Proje, 2 Ağustos 1990’da Irak’ın Kuveyt’i işgaliyle kesintiye uğradı.
Bu işgal ve sonrasındaki Körfez Savaşı, ülkeyi ve çevreyi derinden etkiledi. Ancak savaşın ardından çevreye olan saygıyı merkeze alan bir anlayışla Deniz Kenti planlarına yeniden başlandı.
Proje, çölü denizle buluşturmanın ötesine geçerek denizi çölle buluşturacaktı ve böylece yeni ekosistemler yaratmayı hedefleyecekti. Kanalların kazılması, yerel deniz yaşamı için yeni habitatlar oluştururken özel olarak tasarlanmış adalarda bitkiler dikilerek doğal yaşam alanları güçlendirecekti.
İki potansiyel proje alanından Al-Qiran bölgesi seçildi.
Ancak bu iddialı projenin hayata geçirilmesi sırasında çeşitli zorluklarla karşılaşıldı. Kanallardaki sirkülasyon eksikliği nedeniyle su kalitesi kolayca kötüleşebilirdi.
Bunun üstesinden gelmek için planlamacılar, doğal akıntıları simüle eden karmaşık bir bilgisayar modeli geliştirdiler ve gelgit kapıları sayesinde lagünlerin doğal güçler tarafından temizlenmesini sağladılar.
Bunu da gelgit kapıları olarak adlandırılan kapıları stratejik olarak yerleştirerek başardılar. Bu kapılar, gelgitin yüksek olduğu zamanlarda sadece su basıncının itmesiyle açılıyordu.
Gelgitin düşük olduğu zamanlarda su, ters yönde akarken bu kapıları kapalı konuma itiyordu. Bu şekilde sistem tamamen kendi kendini düzenliyordu.
Peki ya Dubai’nin yapay adalarıyla arasında ne fark var?
Not: Soldaki Sabah Al Ahmad Deniz Kenti, sağdaki ise Dubai’nin yapay Palm Jumeirah adası.
Dubai’de yapılan şey, ek kıyı şeridi yaratmaktı. Kuveyt’te çorak çölün içine kanallar kazılırken Dubai’de yapay yeni adalar oluşturmak için deniz tabanından kum tarandı.
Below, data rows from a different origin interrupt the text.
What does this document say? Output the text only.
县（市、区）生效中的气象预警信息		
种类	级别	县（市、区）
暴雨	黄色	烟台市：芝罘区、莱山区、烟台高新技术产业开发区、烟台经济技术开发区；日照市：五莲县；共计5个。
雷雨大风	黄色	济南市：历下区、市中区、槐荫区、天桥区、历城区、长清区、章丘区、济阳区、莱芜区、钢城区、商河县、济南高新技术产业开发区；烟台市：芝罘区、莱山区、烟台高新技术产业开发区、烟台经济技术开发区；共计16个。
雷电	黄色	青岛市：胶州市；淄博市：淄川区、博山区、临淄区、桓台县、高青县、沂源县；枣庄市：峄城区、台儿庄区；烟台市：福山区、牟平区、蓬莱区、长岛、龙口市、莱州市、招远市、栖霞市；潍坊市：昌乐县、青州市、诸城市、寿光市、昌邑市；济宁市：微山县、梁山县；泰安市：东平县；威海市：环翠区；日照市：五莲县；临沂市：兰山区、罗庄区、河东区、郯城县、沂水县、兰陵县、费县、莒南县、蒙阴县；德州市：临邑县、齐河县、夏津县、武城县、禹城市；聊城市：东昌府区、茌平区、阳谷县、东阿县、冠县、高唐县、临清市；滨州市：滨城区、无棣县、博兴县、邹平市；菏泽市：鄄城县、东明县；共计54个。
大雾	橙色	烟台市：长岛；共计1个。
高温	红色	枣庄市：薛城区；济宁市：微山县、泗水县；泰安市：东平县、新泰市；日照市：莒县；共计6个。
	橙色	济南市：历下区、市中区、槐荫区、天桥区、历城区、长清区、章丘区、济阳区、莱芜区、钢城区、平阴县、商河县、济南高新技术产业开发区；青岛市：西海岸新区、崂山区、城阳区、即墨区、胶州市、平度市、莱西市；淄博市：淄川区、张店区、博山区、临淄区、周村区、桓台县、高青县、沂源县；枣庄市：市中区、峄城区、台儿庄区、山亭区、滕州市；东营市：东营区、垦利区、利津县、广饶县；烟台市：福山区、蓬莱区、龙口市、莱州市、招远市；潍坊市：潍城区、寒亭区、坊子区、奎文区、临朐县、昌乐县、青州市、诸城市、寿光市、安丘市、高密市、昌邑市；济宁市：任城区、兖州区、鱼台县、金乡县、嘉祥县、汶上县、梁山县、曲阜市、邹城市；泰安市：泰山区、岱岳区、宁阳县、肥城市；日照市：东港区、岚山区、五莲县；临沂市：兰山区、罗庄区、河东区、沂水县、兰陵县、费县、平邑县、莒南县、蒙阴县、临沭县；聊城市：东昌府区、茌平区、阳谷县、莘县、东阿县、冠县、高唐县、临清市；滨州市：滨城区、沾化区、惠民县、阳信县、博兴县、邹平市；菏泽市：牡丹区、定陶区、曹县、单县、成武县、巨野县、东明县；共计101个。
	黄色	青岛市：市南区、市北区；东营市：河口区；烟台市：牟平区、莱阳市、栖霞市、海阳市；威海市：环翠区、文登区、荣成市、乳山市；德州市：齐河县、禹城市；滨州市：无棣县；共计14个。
Bu iki yaklaşım arasında özellikle çevre üzerindeki etki söz konusu olduğunda, büyük farklılıklar var. Kuveyt’te hâlihazırda var olan doğal akıntılar ve gelgit dereleri tasarımın şeklini belirledi ancak Dubai için aynı şeyi söyleyemeyiz.
Denizin serin sularına doğrudan erişim sunan Sabah Al Ahmad, modern şehirciliğin doğa ile uyum içinde nasıl şekillendirilebileceğinin bir kanıtı niteliğinde.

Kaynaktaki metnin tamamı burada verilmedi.